5. Enfrentamento das Principais Críticas
5.1. Confusão entre validade e ativação
A tese não afirma que o prejuízo fundamenta a validade das normas. Afirma que fundamenta a legitimidade do exercício jurisdicional.
5.2. Elasticidade excessiva
O conceito não é ilimitado. Exige:
Relevância jurídica;
Concretude ou plausibilidade;
Relação causal com o pedido.
5.3. Existência de normas sem litígio
Normas podem existir preventivamente. Contudo, sua razão funcional é evitar prejuízo. Sem risco de lesão, a norma perde finalidade prática.
6. Implicações Metodológicas
A centralidade do prejuízo implica:
Estruturação da petição a partir da perda concreta.
Redução de decisões padronizadas.
Maior densidade narrativa.
Dificultação de julgamentos meramente categóricos.
No contexto contemporâneo de decisões automatizadas, a explicitação do prejuízo funciona como elemento de singularização do caso.
7. Reflexão Filosófica
Se imaginarmos um mundo sem lesão, ameaça ou conflito:
O Direito poderia existir formalmente.
Mas não teria função operacional.
Não haveria jurisdição.
Não haveria processo.
O Direito existe porque há vulnerabilidade humana.
Sem vulnerabilidade, a normatividade seria ornamental.
8. Conclusão
A tese da centralidade do prejuízo:
Não nega a norma.
Não destrói a teoria clássica.
Reordena o eixo argumentativo.
Fortalece a dimensão humana da jurisdição.

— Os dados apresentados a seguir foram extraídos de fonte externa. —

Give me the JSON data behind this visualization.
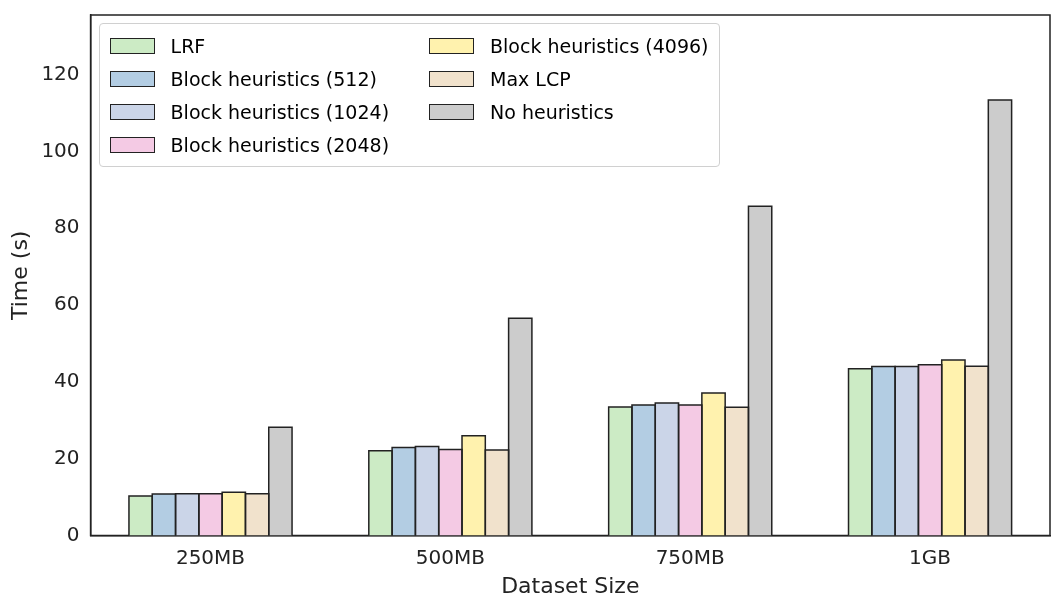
{
  "chart_data": {
    "type": "bar",
    "xlabel": "Dataset Size",
    "ylabel": "Time (s)",
    "categories": [
      "250MB",
      "500MB",
      "750MB",
      "1GB"
    ],
    "series": [
      {
        "name": "LRF",
        "color": "#ccebc5",
        "values": [
          10.3,
          22.1,
          33.5,
          43.4
        ]
      },
      {
        "name": "Block heuristics (512)",
        "color": "#b3cde3",
        "values": [
          10.8,
          22.9,
          34.0,
          44.0
        ]
      },
      {
        "name": "Block heuristics (1024)",
        "color": "#cbd5e8",
        "values": [
          10.9,
          23.2,
          34.5,
          44.0
        ]
      },
      {
        "name": "Block heuristics (2048)",
        "color": "#f4cae4",
        "values": [
          10.9,
          22.4,
          34.0,
          44.5
        ]
      },
      {
        "name": "Block heuristics (4096)",
        "color": "#fff2ae",
        "values": [
          11.3,
          26.0,
          37.1,
          45.7
        ]
      },
      {
        "name": "Max LCP",
        "color": "#f1e2cc",
        "values": [
          10.9,
          22.3,
          33.4,
          44.1
        ]
      },
      {
        "name": "No heuristics",
        "color": "#cccccc",
        "values": [
          28.2,
          56.6,
          85.7,
          113.4
        ]
      }
    ],
    "ylim": [
      0,
      135.5
    ],
    "yticks": [
      0,
      20,
      40,
      60,
      80,
      100,
      120
    ],
    "grid": false,
    "legend": "top left"
  }
}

Sua força reside na delimitação correta:
prejuízo como pressuposto do Direito concreto e funcional.Negar que o prejuízo seja pressuposto da jurisdição concreta é retirar do Direito sua razão operacional. A norma pode existir formalmente; mas, sem a presença de lesão ou ameaça que a ative, ela se converte em mera arquitetura simbólica. Eu, Fabrício von Beaufort-Spontin, ainda, afirmo que um Direito sem prejuízo que o convoque equivale a um extintor de incêndio em um mundo sem fogo.